The administration, however, favors the Senate Republicans' proposal; while
that bill is less lurid than the one passed by the House, with its huge
retroactive tax cuts for big corporations (according to Ari Fleischer, Mr.
Bush was "pleased" with the House bill), over all it's just as bad. It would
cost $220 billion over three years; less than $20 billion of that total seems to
have anything to do with economic stimulus.

The rest of the proposal consists of tax cuts for corporations and high-
income individuals, structured in such a way that they will do little to increase
spending during the current recession.
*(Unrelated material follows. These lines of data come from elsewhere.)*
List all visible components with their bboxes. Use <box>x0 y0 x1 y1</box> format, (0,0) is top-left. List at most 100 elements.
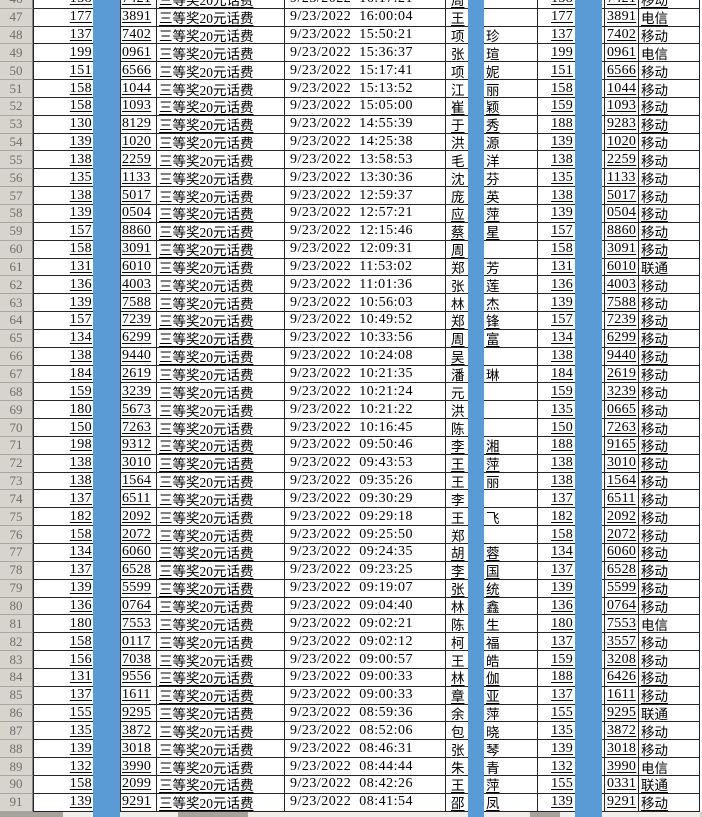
cell-phone-suffix-left[interactable]: 0764 <box>121 597 157 616</box>
cell-phone-prefix-left[interactable]: 158 <box>33 97 97 116</box>
cell-phone-suffix-right[interactable]: 9165 <box>605 436 639 455</box>
cell-carrier[interactable]: 电信 <box>639 758 700 776</box>
cell-phone-suffix-left[interactable]: 1044 <box>121 80 157 98</box>
cell-winner-name[interactable]: 李 <box>446 490 538 509</box>
cell-phone-suffix-left[interactable]: 3010 <box>121 454 157 473</box>
cell-phone-suffix-right[interactable]: 6426 <box>605 668 639 687</box>
cell-prize[interactable]: 三等奖20元话费 <box>157 312 285 330</box>
cell-phone-suffix-left[interactable]: 5599 <box>121 579 157 598</box>
cell-winner-name[interactable]: 张莲 <box>446 276 538 295</box>
cell-datetime[interactable]: 9/23/2022 10:21:24 <box>285 383 446 402</box>
cell-prize[interactable]: 三等奖20元话费 <box>157 472 285 491</box>
cell-winner-name[interactable]: 应萍 <box>446 204 538 223</box>
cell-datetime[interactable]: 9/23/2022 10:33:56 <box>285 329 446 348</box>
row-number[interactable]: 83 <box>0 651 33 669</box>
cell-carrier[interactable]: 移动 <box>639 490 700 509</box>
row-number[interactable]: 67 <box>0 365 33 384</box>
cell-phone-prefix-right[interactable]: 138 <box>538 187 577 205</box>
row-number[interactable]: 82 <box>0 633 33 652</box>
row-number[interactable]: 49 <box>0 44 33 63</box>
row-number[interactable]: 58 <box>0 204 33 223</box>
cell-datetime[interactable]: 9/23/2022 16:00:04 <box>285 8 446 27</box>
row-number[interactable]: 53 <box>0 115 33 134</box>
cell-phone-prefix-right[interactable]: 131 <box>538 258 577 277</box>
cell-phone-suffix-left[interactable]: 1133 <box>121 169 157 188</box>
cell-phone-prefix-left[interactable]: 137 <box>33 26 97 45</box>
cell-phone-prefix-left[interactable]: 155 <box>33 704 97 723</box>
cell-phone-suffix-right[interactable]: 4003 <box>605 276 639 295</box>
cell-prize[interactable]: 三等奖20元话费 <box>157 329 285 348</box>
cell-prize[interactable]: 三等奖20元话费 <box>157 544 285 562</box>
cell-winner-name[interactable]: 周 <box>446 0 538 9</box>
cell-phone-suffix-left[interactable]: 3239 <box>121 383 157 402</box>
cell-phone-suffix-right[interactable]: 7263 <box>605 419 639 437</box>
cell-phone-suffix-right[interactable]: 7402 <box>605 26 639 45</box>
cell-phone-prefix-right[interactable]: 139 <box>538 294 577 313</box>
cell-phone-suffix-left[interactable]: 1611 <box>121 686 157 705</box>
cell-phone-suffix-right[interactable]: 3872 <box>605 722 639 741</box>
cell-phone-suffix-right[interactable]: 0665 <box>605 401 639 420</box>
cell-carrier[interactable]: 移动 <box>639 472 700 491</box>
cell-phone-suffix-left[interactable]: 6528 <box>121 561 157 580</box>
cell-carrier[interactable]: 移动 <box>639 686 700 705</box>
cell-carrier[interactable]: 移动 <box>639 419 700 437</box>
row-number[interactable]: 78 <box>0 561 33 580</box>
cell-datetime[interactable]: 9/23/2022 13:58:53 <box>285 151 446 170</box>
cell-phone-prefix-right[interactable]: 139 <box>538 204 577 223</box>
cell-phone-suffix-right[interactable]: 6528 <box>605 561 639 580</box>
cell-phone-suffix-right[interactable]: 1133 <box>605 169 639 188</box>
cell-winner-name[interactable]: 洪源 <box>446 133 538 152</box>
cell-phone-suffix-right[interactable]: 0331 <box>605 775 639 794</box>
cell-winner-name[interactable]: 王皓 <box>446 651 538 669</box>
cell-phone-prefix-left[interactable]: 180 <box>33 401 97 420</box>
row-number[interactable]: 46 <box>0 0 33 9</box>
cell-phone-suffix-left[interactable]: 5017 <box>121 187 157 205</box>
row-number[interactable]: 52 <box>0 97 33 116</box>
cell-phone-prefix-left[interactable]: 199 <box>33 44 97 63</box>
cell-phone-suffix-left[interactable]: 6010 <box>121 258 157 277</box>
cell-phone-suffix-right[interactable]: 7553 <box>605 615 639 634</box>
cell-carrier[interactable]: 电信 <box>639 615 700 634</box>
row-number[interactable]: 68 <box>0 383 33 402</box>
cell-phone-prefix-left[interactable]: 139 <box>33 294 97 313</box>
cell-carrier[interactable]: 移动 <box>639 722 700 741</box>
row-number[interactable]: 62 <box>0 276 33 295</box>
cell-phone-suffix-left[interactable]: 7588 <box>121 294 157 313</box>
cell-datetime[interactable]: 9/23/2022 09:43:53 <box>285 454 446 473</box>
cell-datetime[interactable]: 9/23/2022 09:25:50 <box>285 526 446 545</box>
cell-phone-prefix-right[interactable]: 180 <box>538 615 577 634</box>
cell-winner-name[interactable]: 于秀 <box>446 115 538 134</box>
cell-phone-suffix-left[interactable]: 1020 <box>121 133 157 152</box>
cell-phone-prefix-right[interactable]: 158 <box>538 80 577 98</box>
row-number[interactable]: 54 <box>0 133 33 152</box>
cell-datetime[interactable]: 9/23/2022 12:59:37 <box>285 187 446 205</box>
row-number[interactable]: 55 <box>0 151 33 170</box>
cell-datetime[interactable]: 9/23/2022 08:46:31 <box>285 740 446 759</box>
cell-phone-prefix-left[interactable]: 132 <box>33 758 97 776</box>
cell-prize[interactable]: 三等奖20元话费 <box>157 508 285 527</box>
cell-winner-name[interactable]: 张瑄 <box>446 44 538 63</box>
row-number[interactable]: 91 <box>0 793 33 812</box>
cell-phone-prefix-right[interactable]: 182 <box>538 508 577 527</box>
cell-winner-name[interactable]: 林鑫 <box>446 597 538 616</box>
cell-prize[interactable]: 三等奖20元话费 <box>157 579 285 598</box>
row-number[interactable]: 81 <box>0 615 33 634</box>
cell-phone-suffix-right[interactable]: 2619 <box>605 365 639 384</box>
cell-phone-suffix-left[interactable]: 8860 <box>121 222 157 241</box>
cell-phone-prefix-right[interactable]: 151 <box>538 62 577 81</box>
cell-phone-suffix-right[interactable]: 7421 <box>605 0 639 9</box>
cell-phone-prefix-right[interactable]: 135 <box>538 401 577 420</box>
cell-carrier[interactable]: 移动 <box>639 740 700 759</box>
cell-winner-name[interactable]: 王丽 <box>446 472 538 491</box>
cell-winner-name[interactable]: 潘琳 <box>446 365 538 384</box>
cell-carrier[interactable]: 移动 <box>639 633 700 652</box>
cell-phone-suffix-right[interactable]: 7239 <box>605 312 639 330</box>
cell-datetime[interactable]: 9/23/2022 09:19:07 <box>285 579 446 598</box>
row-number[interactable]: 57 <box>0 187 33 205</box>
cell-phone-suffix-left[interactable]: 3091 <box>121 240 157 259</box>
cell-phone-prefix-left[interactable]: 136 <box>33 276 97 295</box>
row-number[interactable]: 65 <box>0 329 33 348</box>
cell-phone-prefix-right[interactable]: 188 <box>538 115 577 134</box>
cell-prize[interactable]: 三等奖20元话费 <box>157 276 285 295</box>
cell-datetime[interactable]: 9/23/2022 09:02:21 <box>285 615 446 634</box>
For example, tax incentives for
investment are valid not for one year — as in the Democratic bill — but for
three years; this is an open invitation to companies not to invest now, when
the economy needs a boost, but instead to delay investments until the
economy has already recovered.

Why does the administration's favored bill offer so little stimulus? Because
that's not its purpose: it's really designed to lock in permanent tax cuts for
corporations and the wealthy, using the Sept. 11 attacks as an excuse.

Ten months into the Bush administration, we've all gotten used to this. But
politics, while never completely clean, didn't used to be this cynical. We used
to see bills like the Democratic stimulus package: mostly serving their
ostensible purpose, with the special-interest add-ons a distinctly secondary
feature. It's something new to see crises — especially a crisis as shocking as
the terrorist attack — consistently addressed with legislation that does almost
nothing to address the actual problem, and is almost entirely aimed at
advancing a pre-existing agenda.

Oh, by the way: the administration is once again pushing for drilling in the
Arctic. You see, it's essential to the fight against terrorism.